Dietary Supplements
Promises vs. Reality

"Extraordinary claims require extraordinary evidence." —Carl Sagan

Dietary supplements should be looked upon with a degree of skepticism. Unregulated or barely regulated supplement manufacturers often make dubious claims and promises. Exaggeration and deception are not uncommon, and some supplements have been found to even be dangerous.

This doesn’t mean that all supplements or supplement manufacturers are bad. Many may offer quality products. But separating the good from the bad is not easy. Proper oversight could curtail deceptive claims and protect the public from sometimes-dangerous substances. Today such oversight is lacking.

Meanwhile, how do we know what is true?

First, realize that . . .

  • Supplements of any sort will not compensate for a poor diet. Diet pills, for example, are worthless without portion control eating. Taking them reminds me of someone in a sinking rowboat. Say the boater has two implements in which to bail out the water, a bucket and a thimble. He chooses the thimble.
  • Do your homework. Know what you are putting into your body. Talk to your doctor, a pharmacist or a nutritionist. NSF International is a non-profit company that evaluates health products. ConsumerLab is an independent laboratory that tests and evaluates supplements. They name the names of those that pass or flunk testing.
  • The Dietary Reference Intake (or DRI) is a system of nutrition recommendations from the Institute of Medicine (IOM) of the US National Academy of Sciences. The DRI system is used by both the United States and Canada and is intended for the general public and health professionals.
  • You can also find reliable supplement information online at the National Institutes of Health's Office of Dietary Supplements.
  • Steroids and the like: Messing with your hormones is risky behavior, a minefield. Unless there is a medical reason for doing any of this — and you are under a physician’s care — don’t do it.

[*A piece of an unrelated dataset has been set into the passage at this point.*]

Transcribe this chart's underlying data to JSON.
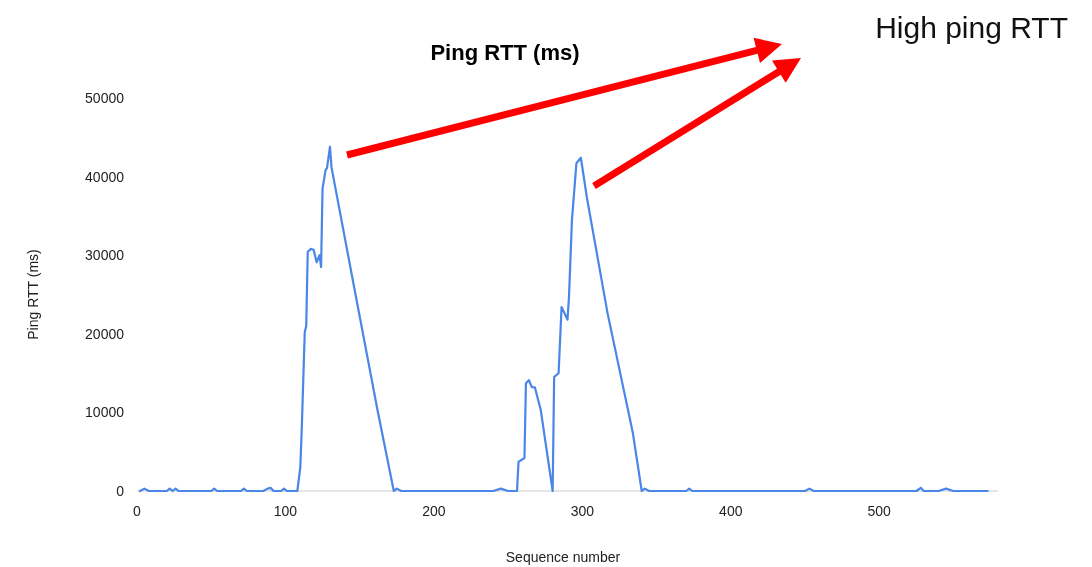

I personally take a few supplements such as:

Fish oil: (I buy mine from Vital Choice, a company that gets their fish oil from wild Alaskan sockeye salmon). You can learn more about dietary fat and the importance of Omega-3 in your diet here. Whey protein (it is entirely possible to get all the protein we need, and more, from the food we eat. But for convenience sake, I use unflavored whey protein when making smoothies). I also take a couple of specific vitamins recommended by my doctor.

The following are some dietary supplements commonly advertised or referred to in fitness, health or muscle magazines. Click on them to find what I know about them.

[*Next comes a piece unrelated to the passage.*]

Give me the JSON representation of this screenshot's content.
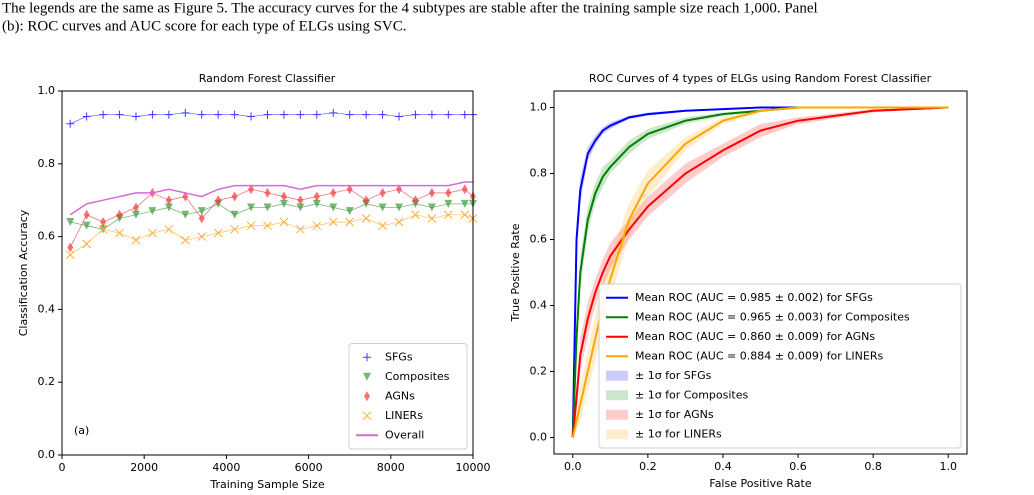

Do not be overly influenced by the word natural when considering herbals or other supplements. Some products, natural or synthetic, may not be appropriate for you. Also, some can cause serious problems if taken along with prescribed medications. Talk to your doctor or pharmacist.

Price is not always an indicator of quality and safety either. Look for products that have earned the certification of independent labs such as ConsumerLab or NSF International.

Don’t put substances into your body unless they’ve been tested by reliable, independent sources and you are satisfied that you have an actual need for them.